Summer in the tropical countries such as Belize is usually heralded by a burst of pink from thousands of Cassia Grandis trees locally known as the Belize Bukut. From North to South, East to West, these bold trees put on a striking display among the otherwise uniform green that is the tropical rain forest. Many homes in Belize, especially those in the countryside have Bukut trees as shade and ornamental trees and the seeds are readily available from many seed companies worldwide. In Belize and other countries of Central America, the tree grows wild in the forest and rural areas.
Bukut fruit is reputed to cure anemia and is used as a natural herbal remedy for a variety of ailments. Medicine: In Belize the fruit pulp is used as a laxative similar to C. fistula and reported to be more powerful. The ripe pods and seeds of Cassia Grandis are also used as a laxative. A decoction of the leaves is used as a laxative and in the treatment of lumbago. Fresh juice of the leaves of the tree is is used externally in the treatment of ringworm. Timber: Cassia grandis known in other countries as Carao, is also reported to give strong multipurpose wood. Gum or resin: The seeds of Cassia grandis is a potential commercial source of gums. Seed gum is a potential binder for the pharmaceutical industry.
Many folks in Belize, especially adventurous kids, consume the ripe fruit when in season despite its somewhat unattractive smell – this is definitely an acquired taste. The fruit contains jam-like sections that surround the seeds. People who sample the fruit (you eat it by sucking on the sticky pulp of the fruit and spitting out the seeds) describe the smell as “funny” and the taste as something tangy and sweet and a mixture between chocolate and cherry.
Celebrity chef Andrew Zimmern traveled to Belize in 2009 to do a segment for the Travel Channel’s Bizarre Foods, and described his experience with this exotic fruit:
“Bukut, the stinky toe fruit… fantastic stuff. Tastes like anchovies and fish sauce mixed with molasses, interesting. It was kinda delicious; very nice to stand on top of someone’s car and yank down some big ripe pods of stinky toe fruit.”
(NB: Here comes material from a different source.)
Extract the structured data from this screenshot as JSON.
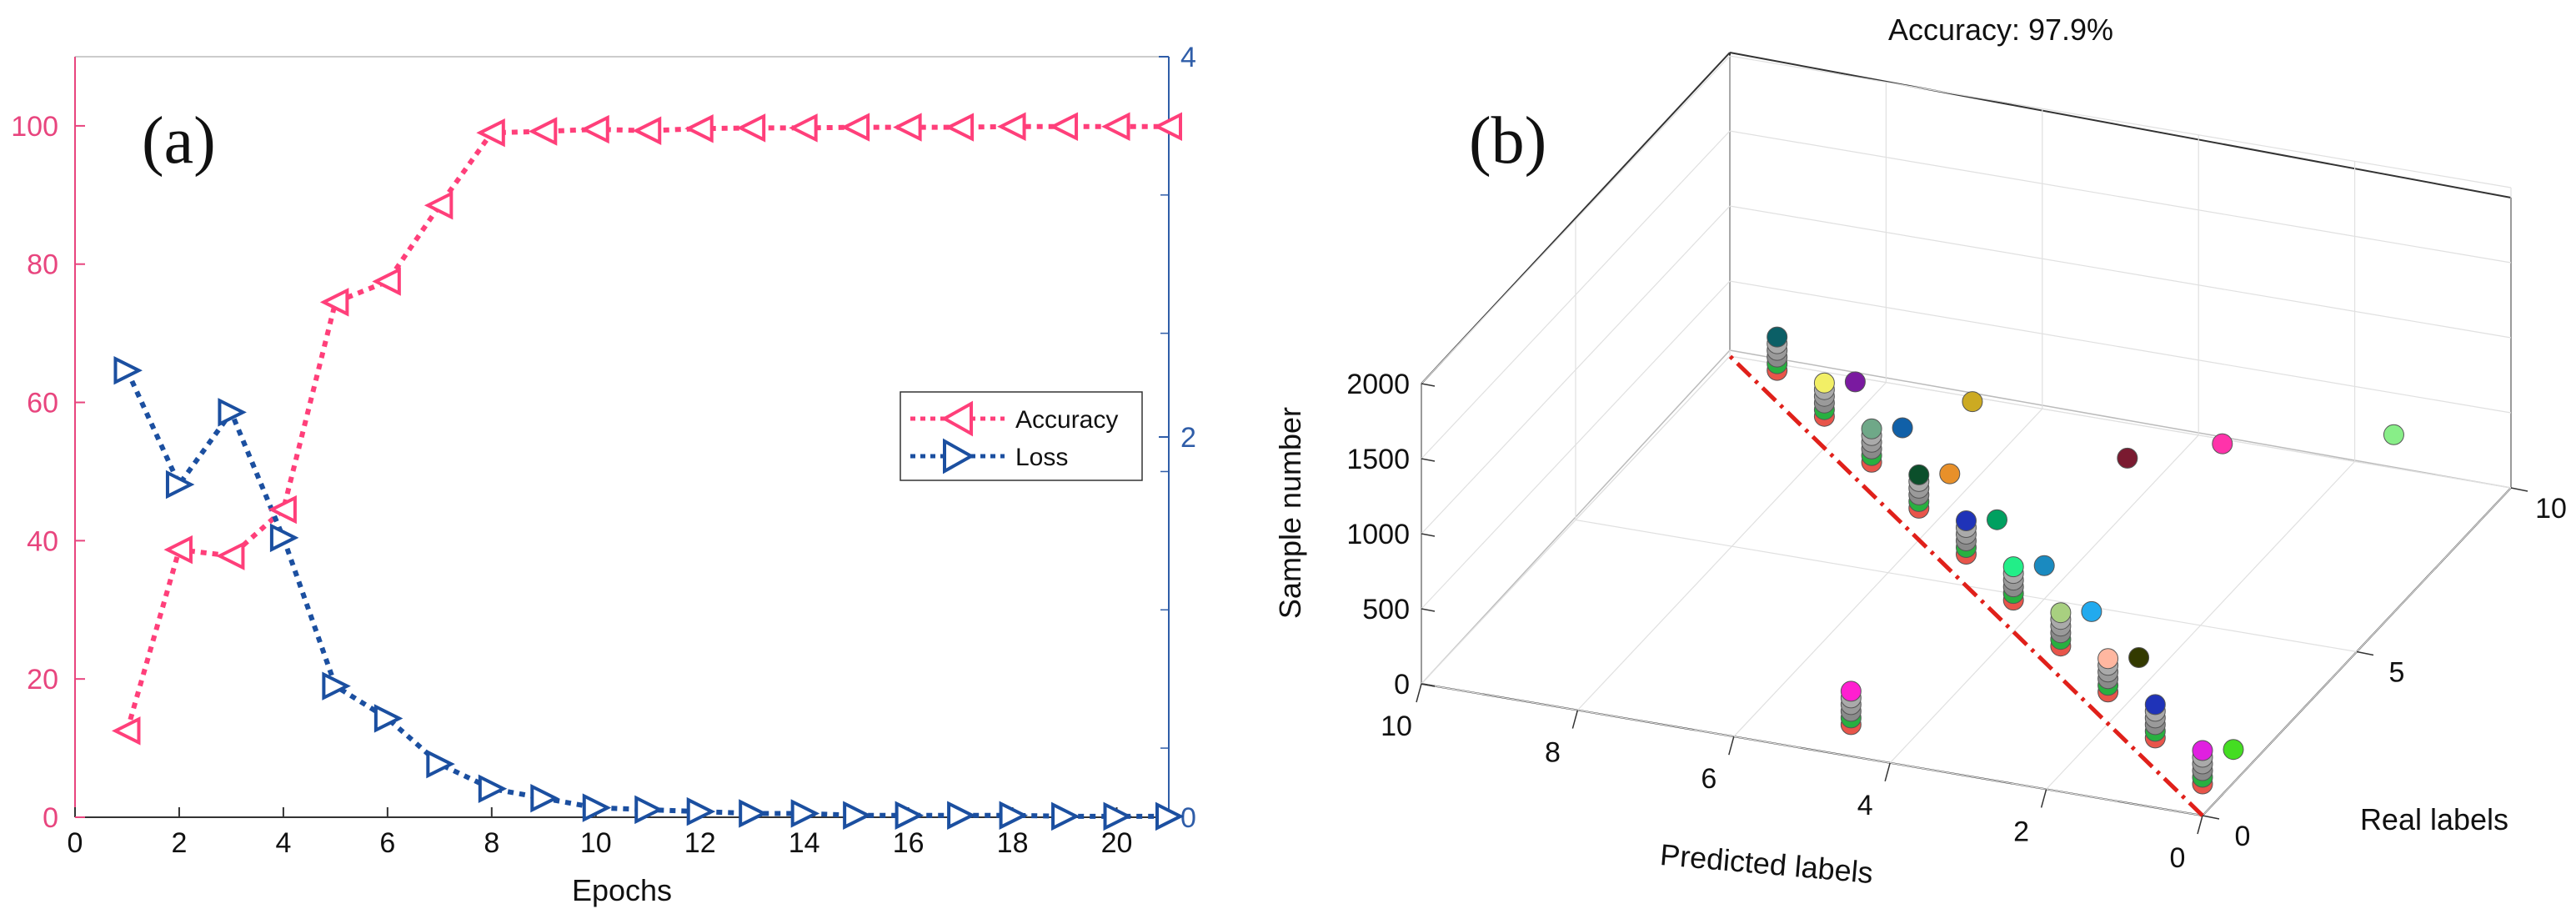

In Latin America Cassia Grandis is better known as Carao and is used to make a popular drink. The fruit pulp and seeds are boiled for twenty minutes and the resulting decoction – a creamy brown liquid or “milk” is then chilled and served as an exotic and nutritious drink. People describe Carao Milk as having a smell like that of cheese and an intense organic aroma.
Iron Magazine recently reported that: “It’s known as Cassia Grandis and has been an effective natural remedy for anaemia. But it also has an interesting side effect in many men. It reportedly spurs spontaneous libido. Could this be due to a lowering of SHBG? At this point, it would only be speculative to say. One would think that something that cured anaemia would be high in iron but tests on Carao extract reveal almost no iron. This one is a big question mark. It could be nothing more than the impoverished people were anaemic before taking it and once cured, felt completely revitalized, yet among athletes who have tried it, the consensus is that it definitely improves endurance.”
A medium-sized tree, up to 20(-30) metres tall, semi-deciduous, young branches and inflorescence covered with rusty lanate indumentum. Leaves with 10-20 pairs of leaflets, petiole 2-3 cm long, lanate, leaflets subsessile, elliptical-oblong, 3-5 cm x 1-2 cm, subcoriaceous, rounded at both ends. Inflorescence a lateral raceme, 10-20 cm long, 20-40-flowered; flowers with sepals 5-8 mm long, petals initially red, fading to pink and later orange, the median one red with a yellow patch, stamens 10 with hirsute anthers, 3 long ones with filaments up to 30 mm and anthers 2-3 mm long, 5 short ones with filaments 7-9 mm and anthers 1-1.5 mm long, 2 reduced ones with filaments about 2 mm long. Fruit pendent, compressed, 20-40(-60) cm long, 3-5 cm in diameter, blackish, glabrous, woody, rugose; seeds 20-40 per pod, surrounded by sweetish pulp.